Blind to who sponsored, we chose 37 bills to score; based only on the bill’s probable effect on our fellow Tennesseans in terms of liberty, fiscal responsibility, transparency, and fidelity to their oath (not to their cronies and special interests).
Of those 37 bills, 5 did not survive the first sub-committee, therefore very few members were given the opportunity to vote, yeah or nay.
Most Democrats vote in block. When their leadership decides what their position should be on a bill, with a few exceptions, they all vote accordingly. The Republican majority is 28 to 5 in the Senate, and 73 to 26 in the House, so the partisan opposition makes little difference. The differentiating votes are those that divide the majority.

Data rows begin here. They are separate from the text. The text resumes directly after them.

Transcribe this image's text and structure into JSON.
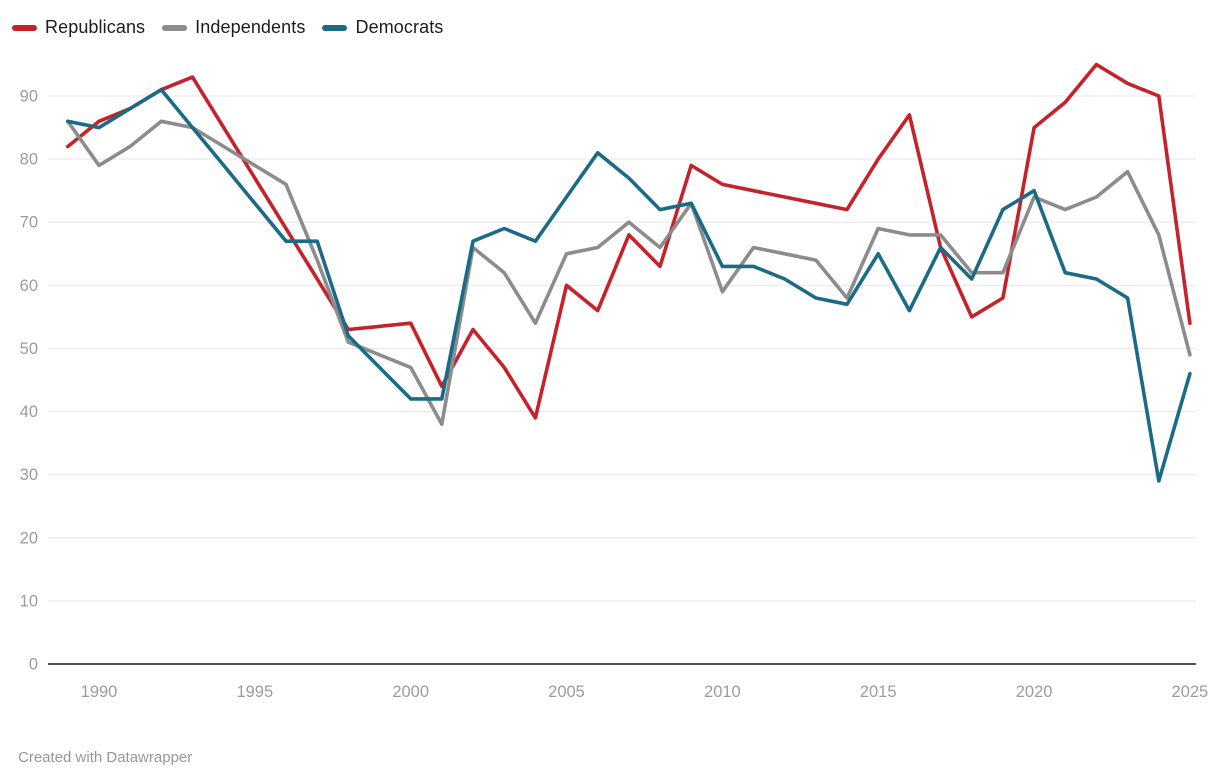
{
  "chart_data": {
    "type": "line",
    "x": [
      1989,
      1990,
      1991,
      1992,
      1993,
      1994,
      1995,
      1996,
      1997,
      1998,
      1999,
      2000,
      2001,
      2002,
      2003,
      2004,
      2005,
      2006,
      2007,
      2008,
      2009,
      2010,
      2011,
      2012,
      2013,
      2014,
      2015,
      2016,
      2017,
      2018,
      2019,
      2020,
      2021,
      2022,
      2023,
      2024,
      2025
    ],
    "series": [
      {
        "name": "Republicans",
        "color": "#c4232c",
        "values": [
          82,
          86,
          88,
          91,
          93,
          85,
          77,
          69,
          61,
          53,
          53.5,
          54,
          44,
          53,
          47,
          39,
          60,
          56,
          68,
          63,
          79,
          76,
          75,
          74,
          73,
          72,
          80,
          87,
          66,
          55,
          58,
          85,
          89,
          95,
          92,
          90,
          54
        ]
      },
      {
        "name": "Independents",
        "color": "#8c8c8c",
        "values": [
          86,
          79,
          82,
          86,
          85,
          82,
          79,
          76,
          64,
          51,
          49,
          47,
          38,
          66,
          62,
          54,
          65,
          66,
          70,
          66,
          73,
          59,
          66,
          65,
          64,
          58,
          69,
          68,
          68,
          62,
          62,
          74,
          72,
          74,
          78,
          68,
          49
        ]
      },
      {
        "name": "Democrats",
        "color": "#1b6b86",
        "values": [
          86,
          85,
          88,
          91,
          85,
          79,
          73,
          67,
          67,
          52,
          47,
          42,
          42,
          67,
          69,
          67,
          74,
          81,
          77,
          72,
          73,
          63,
          63,
          61,
          58,
          57,
          65,
          56,
          66,
          61,
          72,
          75,
          62,
          61,
          58,
          29,
          46
        ]
      }
    ],
    "title": "",
    "xlabel": "",
    "ylabel": "",
    "ylim": [
      0,
      97
    ],
    "y_ticks": [
      0,
      10,
      20,
      30,
      40,
      50,
      60,
      70,
      80,
      90
    ],
    "x_ticks": [
      1990,
      1995,
      2000,
      2005,
      2010,
      2015,
      2020,
      2025
    ],
    "grid": "horizontal",
    "legend_position": "top-left"
  },
  "style": {
    "grid_color": "#e9e9e9",
    "baseline_color": "#1a1a1a",
    "tick_label_color": "#9c9c9c",
    "legend_text_color": "#1c1c1c"
  },
  "footer": {
    "credit": "Created with Datawrapper"
  }
}
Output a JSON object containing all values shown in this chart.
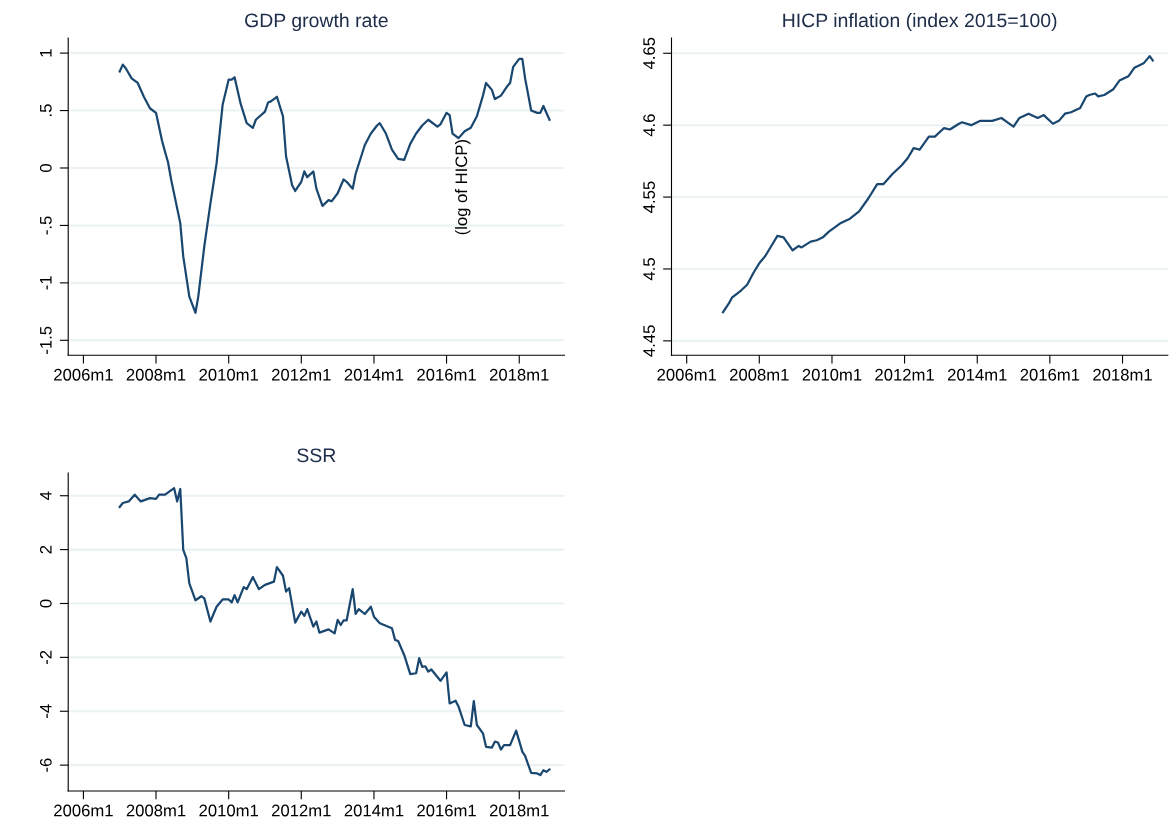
{
  "chart_data": [
    {
      "type": "line",
      "title": "GDP growth rate",
      "annotations": [
        "(log of HICP)"
      ],
      "grid": "y",
      "xlim": [
        "2005-08",
        "2019-04"
      ],
      "ylim": [
        -1.63,
        1.13
      ],
      "xticks": [
        {
          "value": "2006-01",
          "label": "2006m1"
        },
        {
          "value": "2008-01",
          "label": "2008m1"
        },
        {
          "value": "2010-01",
          "label": "2010m1"
        },
        {
          "value": "2012-01",
          "label": "2012m1"
        },
        {
          "value": "2014-01",
          "label": "2014m1"
        },
        {
          "value": "2016-01",
          "label": "2016m1"
        },
        {
          "value": "2018-01",
          "label": "2018m1"
        }
      ],
      "yticks": [
        {
          "value": -1.5,
          "label": "-1.5"
        },
        -1,
        {
          "value": -0.5,
          "label": "-.5"
        },
        0,
        {
          "value": 0.5,
          "label": ".5"
        },
        1
      ],
      "series": [
        {
          "color": "#1a476f",
          "x": [
            "2007-01",
            "2007-02",
            "2007-03",
            "2007-05",
            "2007-07",
            "2007-09",
            "2007-11",
            "2008-01",
            "2008-03",
            "2008-04",
            "2008-05",
            "2008-06",
            "2008-09",
            "2008-10",
            "2008-12",
            "2009-02",
            "2009-03",
            "2009-05",
            "2009-07",
            "2009-09",
            "2009-11",
            "2010-01",
            "2010-02",
            "2010-03",
            "2010-05",
            "2010-07",
            "2010-09",
            "2010-10",
            "2011-01",
            "2011-02",
            "2011-03",
            "2011-05",
            "2011-07",
            "2011-08",
            "2011-10",
            "2011-11",
            "2012-01",
            "2012-02",
            "2012-03",
            "2012-05",
            "2012-06",
            "2012-08",
            "2012-10",
            "2012-11",
            "2013-01",
            "2013-03",
            "2013-04",
            "2013-06",
            "2013-07",
            "2013-10",
            "2013-12",
            "2014-02",
            "2014-03",
            "2014-05",
            "2014-07",
            "2014-09",
            "2014-11",
            "2015-01",
            "2015-03",
            "2015-05",
            "2015-07",
            "2015-10",
            "2015-11",
            "2016-01",
            "2016-02",
            "2016-03",
            "2016-05",
            "2016-07",
            "2016-09",
            "2016-11",
            "2017-01",
            "2017-02",
            "2017-04",
            "2017-05",
            "2017-07",
            "2017-09",
            "2017-10",
            "2017-11",
            "2018-01",
            "2018-02",
            "2018-03",
            "2018-05",
            "2018-07",
            "2018-08",
            "2018-09",
            "2018-11"
          ],
          "values": [
            0.84,
            0.9,
            0.87,
            0.78,
            0.74,
            0.62,
            0.52,
            0.48,
            0.24,
            0.14,
            0.05,
            -0.1,
            -0.48,
            -0.77,
            -1.12,
            -1.26,
            -1.12,
            -0.68,
            -0.31,
            0.04,
            0.55,
            0.77,
            0.77,
            0.79,
            0.56,
            0.39,
            0.35,
            0.42,
            0.49,
            0.57,
            0.58,
            0.62,
            0.45,
            0.1,
            -0.15,
            -0.2,
            -0.12,
            -0.03,
            -0.08,
            -0.03,
            -0.18,
            -0.33,
            -0.28,
            -0.29,
            -0.22,
            -0.1,
            -0.12,
            -0.18,
            -0.05,
            0.2,
            0.3,
            0.37,
            0.39,
            0.3,
            0.16,
            0.08,
            0.07,
            0.21,
            0.3,
            0.37,
            0.42,
            0.36,
            0.38,
            0.48,
            0.46,
            0.3,
            0.26,
            0.32,
            0.35,
            0.45,
            0.63,
            0.74,
            0.68,
            0.6,
            0.63,
            0.71,
            0.74,
            0.88,
            0.95,
            0.95,
            0.78,
            0.5,
            0.48,
            0.48,
            0.54,
            0.42
          ]
        }
      ]
    },
    {
      "type": "line",
      "title": "HICP inflation (index 2015=100)",
      "grid": "y",
      "xlim": [
        "2005-08",
        "2019-04"
      ],
      "ylim": [
        4.44,
        4.6605
      ],
      "xticks": [
        {
          "value": "2006-01",
          "label": "2006m1"
        },
        {
          "value": "2008-01",
          "label": "2008m1"
        },
        {
          "value": "2010-01",
          "label": "2010m1"
        },
        {
          "value": "2012-01",
          "label": "2012m1"
        },
        {
          "value": "2014-01",
          "label": "2014m1"
        },
        {
          "value": "2016-01",
          "label": "2016m1"
        },
        {
          "value": "2018-01",
          "label": "2018m1"
        }
      ],
      "yticks": [
        4.45,
        4.5,
        4.55,
        4.6,
        4.65
      ],
      "series": [
        {
          "color": "#1a476f",
          "x": [
            "2007-01",
            "2007-03",
            "2007-04",
            "2007-07",
            "2007-09",
            "2007-11",
            "2008-01",
            "2008-03",
            "2008-05",
            "2008-07",
            "2008-09",
            "2008-12",
            "2009-02",
            "2009-03",
            "2009-06",
            "2009-08",
            "2009-10",
            "2009-12",
            "2010-04",
            "2010-07",
            "2010-10",
            "2011-01",
            "2011-04",
            "2011-06",
            "2011-09",
            "2011-12",
            "2012-02",
            "2012-04",
            "2012-06",
            "2012-09",
            "2012-11",
            "2013-02",
            "2013-04",
            "2013-07",
            "2013-08",
            "2013-11",
            "2014-02",
            "2014-06",
            "2014-09",
            "2014-11",
            "2015-01",
            "2015-03",
            "2015-06",
            "2015-09",
            "2015-11",
            "2016-02",
            "2016-04",
            "2016-06",
            "2016-08",
            "2016-11",
            "2017-01",
            "2017-02",
            "2017-04",
            "2017-05",
            "2017-07",
            "2017-10",
            "2017-12",
            "2018-03",
            "2018-05",
            "2018-08",
            "2018-10",
            "2018-11"
          ],
          "values": [
            4.47,
            4.476,
            4.48,
            4.485,
            4.489,
            4.497,
            4.504,
            4.509,
            4.516,
            4.523,
            4.522,
            4.513,
            4.516,
            4.515,
            4.519,
            4.52,
            4.522,
            4.526,
            4.532,
            4.535,
            4.54,
            4.549,
            4.559,
            4.559,
            4.566,
            4.572,
            4.577,
            4.584,
            4.583,
            4.592,
            4.592,
            4.598,
            4.597,
            4.601,
            4.602,
            4.6,
            4.603,
            4.603,
            4.605,
            4.602,
            4.599,
            4.605,
            4.608,
            4.605,
            4.607,
            4.601,
            4.603,
            4.608,
            4.609,
            4.612,
            4.62,
            4.621,
            4.622,
            4.62,
            4.621,
            4.625,
            4.631,
            4.634,
            4.64,
            4.643,
            4.648,
            4.645
          ]
        }
      ]
    },
    {
      "type": "line",
      "title": "SSR",
      "grid": "y",
      "xlim": [
        "2005-08",
        "2019-04"
      ],
      "ylim": [
        -6.96,
        4.84
      ],
      "xticks": [
        {
          "value": "2006-01",
          "label": "2006m1"
        },
        {
          "value": "2008-01",
          "label": "2008m1"
        },
        {
          "value": "2010-01",
          "label": "2010m1"
        },
        {
          "value": "2012-01",
          "label": "2012m1"
        },
        {
          "value": "2014-01",
          "label": "2014m1"
        },
        {
          "value": "2016-01",
          "label": "2016m1"
        },
        {
          "value": "2018-01",
          "label": "2018m1"
        }
      ],
      "yticks": [
        -6,
        -4,
        -2,
        0,
        2,
        4
      ],
      "series": [
        {
          "color": "#1a476f",
          "x": [
            "2007-01",
            "2007-02",
            "2007-04",
            "2007-06",
            "2007-08",
            "2007-11",
            "2008-01",
            "2008-02",
            "2008-04",
            "2008-07",
            "2008-08",
            "2008-09",
            "2008-10",
            "2008-11",
            "2008-12",
            "2009-02",
            "2009-04",
            "2009-05",
            "2009-07",
            "2009-09",
            "2009-11",
            "2010-01",
            "2010-02",
            "2010-03",
            "2010-04",
            "2010-06",
            "2010-07",
            "2010-09",
            "2010-11",
            "2011-01",
            "2011-04",
            "2011-05",
            "2011-07",
            "2011-08",
            "2011-09",
            "2011-11",
            "2012-01",
            "2012-02",
            "2012-03",
            "2012-05",
            "2012-06",
            "2012-07",
            "2012-10",
            "2012-12",
            "2013-01",
            "2013-02",
            "2013-03",
            "2013-04",
            "2013-06",
            "2013-07",
            "2013-08",
            "2013-10",
            "2013-12",
            "2014-01",
            "2014-03",
            "2014-07",
            "2014-08",
            "2014-09",
            "2014-11",
            "2015-01",
            "2015-03",
            "2015-04",
            "2015-05",
            "2015-06",
            "2015-07",
            "2015-08",
            "2015-11",
            "2016-01",
            "2016-02",
            "2016-04",
            "2016-05",
            "2016-07",
            "2016-09",
            "2016-10",
            "2016-11",
            "2017-01",
            "2017-02",
            "2017-04",
            "2017-05",
            "2017-06",
            "2017-07",
            "2017-08",
            "2017-10",
            "2017-12",
            "2018-02",
            "2018-03",
            "2018-05",
            "2018-07",
            "2018-08",
            "2018-09",
            "2018-10",
            "2018-11"
          ],
          "values": [
            3.58,
            3.73,
            3.79,
            4.04,
            3.79,
            3.91,
            3.88,
            4.04,
            4.04,
            4.28,
            3.79,
            4.25,
            1.99,
            1.68,
            0.75,
            0.12,
            0.27,
            0.19,
            -0.67,
            -0.12,
            0.15,
            0.15,
            0.04,
            0.31,
            0.04,
            0.61,
            0.53,
            0.98,
            0.53,
            0.69,
            0.81,
            1.35,
            1.03,
            0.44,
            0.57,
            -0.71,
            -0.3,
            -0.46,
            -0.21,
            -0.86,
            -0.67,
            -1.08,
            -0.96,
            -1.11,
            -0.61,
            -0.8,
            -0.63,
            -0.63,
            0.53,
            -0.39,
            -0.21,
            -0.39,
            -0.12,
            -0.49,
            -0.73,
            -0.92,
            -1.35,
            -1.39,
            -1.91,
            -2.62,
            -2.59,
            -2.03,
            -2.35,
            -2.33,
            -2.53,
            -2.45,
            -2.87,
            -2.56,
            -3.71,
            -3.61,
            -3.83,
            -4.51,
            -4.56,
            -3.62,
            -4.51,
            -4.82,
            -5.32,
            -5.35,
            -5.13,
            -5.16,
            -5.42,
            -5.26,
            -5.26,
            -4.72,
            -5.5,
            -5.66,
            -6.29,
            -6.31,
            -6.37,
            -6.19,
            -6.25,
            -6.16
          ]
        }
      ]
    }
  ]
}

Of the 32 remaining bills only 3 were controversial enough to receive mixed votes from the Republican majority. Those 3 were:
1] HB0001 – the sports gambling bill which we opposed
2] HB0850 – the alcohol sales and consumption on campus bill which we opposed
3] HB0077 – the “Heartbeat” bill which we supported.
HB0001 and HB0850 passed; **HB0077 failed.
With only three bills controversial enough to divide the Republican majority, that means, of the 32 that were scored in cases where all, or most all, of the members had an opportunity to vote, there were only 2 or 3 bad votes. That results in a pretty good vote score for most Republicans.
Leadership grades are based on other actions: sponsorships and co-sponsorships of worthy bills, and other observed good deeds that promote the values stated in paragraph two above. A few courageous members sponsor multiple ambitious bills. Less courageous members could co-sponsor those bills but fail to do so, even though they support them with their votes. Questions and arguments in the hearings can improve or diminish a bill’s chances. These actions are observed and noted. Members who do little but vote on the chosen bills do not earn points in the leadership column.
Members are given advanced notice of our methods and our reasoned positions on chosen bills, so they can easily earn points if they agree and act accordingly. We assume they are not accustomed to being so closely observed and judged. It is our hope that our vigilance will create incentive for them to be more accountable to their constituents in the future.
**It should be noted that HB0077 is slated to be studied at 1:00 P.M. on August 12, 2019 in House Hearing Room I at the Cordell Hull Building in Nashville with the premise of being rewritten and reintroduced in 2020. If you wish to be there to support the sponsors, it will be open to the public, as always.